Recurrence-based Vanishing Point Detection
This addresses the problem of vanishing point detection for computer vision applications by offering an unsupervised alternative that avoids the need for labeled datasets, though it is incremental in combining existing ideas.
The paper tackles vanishing point detection by proposing an unsupervised method that uses both explicit and implicit lines from recurring correspondences, outperforming classical and supervised deep learning methods on synthetic images and matching supervised approaches on real-world images.

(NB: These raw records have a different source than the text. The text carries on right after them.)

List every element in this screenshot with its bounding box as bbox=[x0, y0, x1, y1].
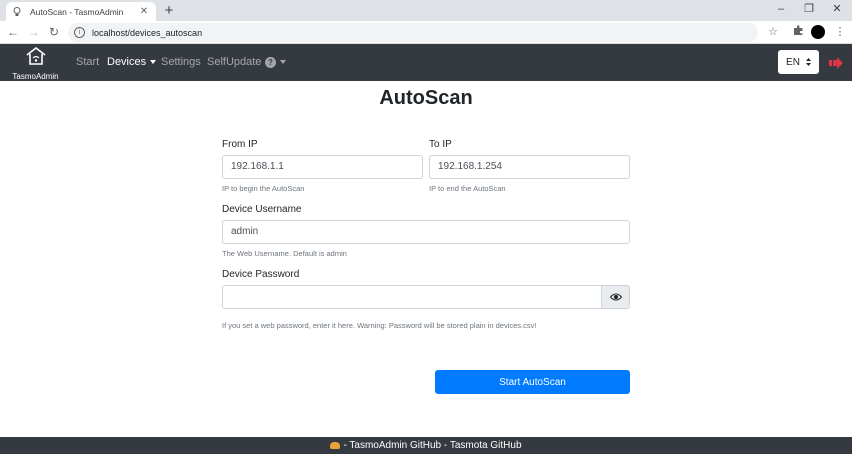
new-tab-button[interactable]: + bbox=[160, 2, 178, 20]
password-label: Device Password bbox=[222, 269, 300, 280]
footer: - TasmoAdmin GitHub - Tasmota GitHub bbox=[0, 437, 852, 454]
to-ip-label: To IP bbox=[429, 139, 452, 150]
brand-label: TasmoAdmin bbox=[12, 72, 59, 81]
back-arrow-icon[interactable]: ← bbox=[5, 24, 21, 40]
url-text: localhost/devices_autoscan bbox=[92, 27, 203, 38]
window-close-button[interactable]: ✕ bbox=[822, 0, 852, 21]
reload-icon[interactable]: ↻ bbox=[46, 24, 62, 40]
app-navbar: TasmoAdmin Start Devices Settings SelfUp… bbox=[0, 44, 852, 81]
info-icon[interactable]: i bbox=[74, 27, 85, 38]
from-ip-label: From IP bbox=[222, 139, 258, 150]
forward-arrow-icon[interactable]: → bbox=[26, 24, 42, 40]
password-input[interactable] bbox=[222, 285, 602, 309]
eye-icon bbox=[609, 293, 622, 301]
caret-down-icon bbox=[150, 60, 157, 65]
extensions-puzzle-icon[interactable] bbox=[791, 25, 805, 39]
tab-title: AutoScan - TasmoAdmin bbox=[30, 6, 124, 17]
username-label: Device Username bbox=[222, 204, 302, 215]
nav-devices-label: Devices bbox=[107, 56, 147, 68]
footer-links[interactable]: - TasmoAdmin GitHub - Tasmota GitHub bbox=[343, 440, 521, 451]
show-password-button[interactable] bbox=[601, 285, 630, 309]
nav-help[interactable]: ? bbox=[265, 56, 286, 68]
nav-settings[interactable]: Settings bbox=[161, 56, 201, 68]
browser-menu-icon[interactable]: ⋮ bbox=[833, 25, 847, 39]
nav-devices[interactable]: Devices bbox=[107, 56, 157, 68]
start-autoscan-button[interactable]: Start AutoScan bbox=[435, 370, 630, 394]
restore-button[interactable]: ❐ bbox=[794, 0, 824, 21]
username-help: The Web Username. Default is admin bbox=[222, 249, 347, 258]
from-ip-input[interactable]: 192.168.1.1 bbox=[222, 155, 423, 179]
to-ip-input[interactable]: 192.168.1.254 bbox=[429, 155, 630, 179]
from-ip-help: IP to begin the AutoScan bbox=[222, 184, 305, 193]
browser-tab-strip: AutoScan - TasmoAdmin ✕ + – ❐ ✕ bbox=[0, 0, 852, 21]
profile-avatar[interactable] bbox=[811, 25, 825, 39]
password-help: If you set a web password, enter it here… bbox=[222, 321, 537, 330]
browser-toolbar: ← → ↻ i localhost/devices_autoscan ☆ ⋮ bbox=[0, 21, 852, 44]
home-icon bbox=[26, 46, 45, 65]
logout-icon[interactable] bbox=[829, 56, 843, 74]
cloud-icon bbox=[330, 441, 341, 449]
lightbulb-icon bbox=[12, 6, 22, 17]
username-input[interactable]: admin bbox=[222, 220, 630, 244]
bookmark-star-icon[interactable]: ☆ bbox=[766, 25, 780, 39]
page-title: AutoScan bbox=[379, 87, 473, 109]
browser-tab[interactable]: AutoScan - TasmoAdmin ✕ bbox=[6, 2, 156, 21]
to-ip-help: IP to end the AutoScan bbox=[429, 184, 506, 193]
minimize-button[interactable]: – bbox=[766, 0, 796, 21]
language-value: EN bbox=[786, 56, 800, 68]
brand-logo[interactable]: TasmoAdmin bbox=[8, 46, 63, 81]
select-arrows-icon bbox=[805, 58, 811, 66]
nav-selfupdate[interactable]: SelfUpdate bbox=[207, 56, 261, 68]
address-bar[interactable]: i localhost/devices_autoscan bbox=[68, 23, 758, 42]
tab-close-icon[interactable]: ✕ bbox=[138, 6, 150, 17]
nav-start[interactable]: Start bbox=[76, 56, 99, 68]
help-question-icon: ? bbox=[265, 57, 276, 68]
language-select[interactable]: EN bbox=[778, 50, 819, 74]
caret-down-icon bbox=[280, 60, 286, 65]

Classical approaches to Vanishing Point Detection (VPD) rely solely on the presence of explicit straight lines in images, while recent supervised deep learning approaches need labeled datasets for training. We propose an alternative unsupervised approach: Recurrence-based Vanishing Point Detection (R-VPD) that uses implicit lines discovered from recurring correspondences in addition to explicit lines. Furthermore, we contribute two Recurring-Pattern-for-Vanishing-Point (RPVP) datasets: 1) a Synthetic Image dataset with 3,200 ground truth vanishing points and camera parameters, and 2) a Real-World Image dataset with 1,400 human annotated vanishing points. We compare our method with two classical methods and two state-of-the-art deep learning-based VPD methods. We demonstrate that our unsupervised approach outperforms all the methods on the synthetic images dataset, outperforms the classical methods, and is on par with the supervised learning approaches on real-world images.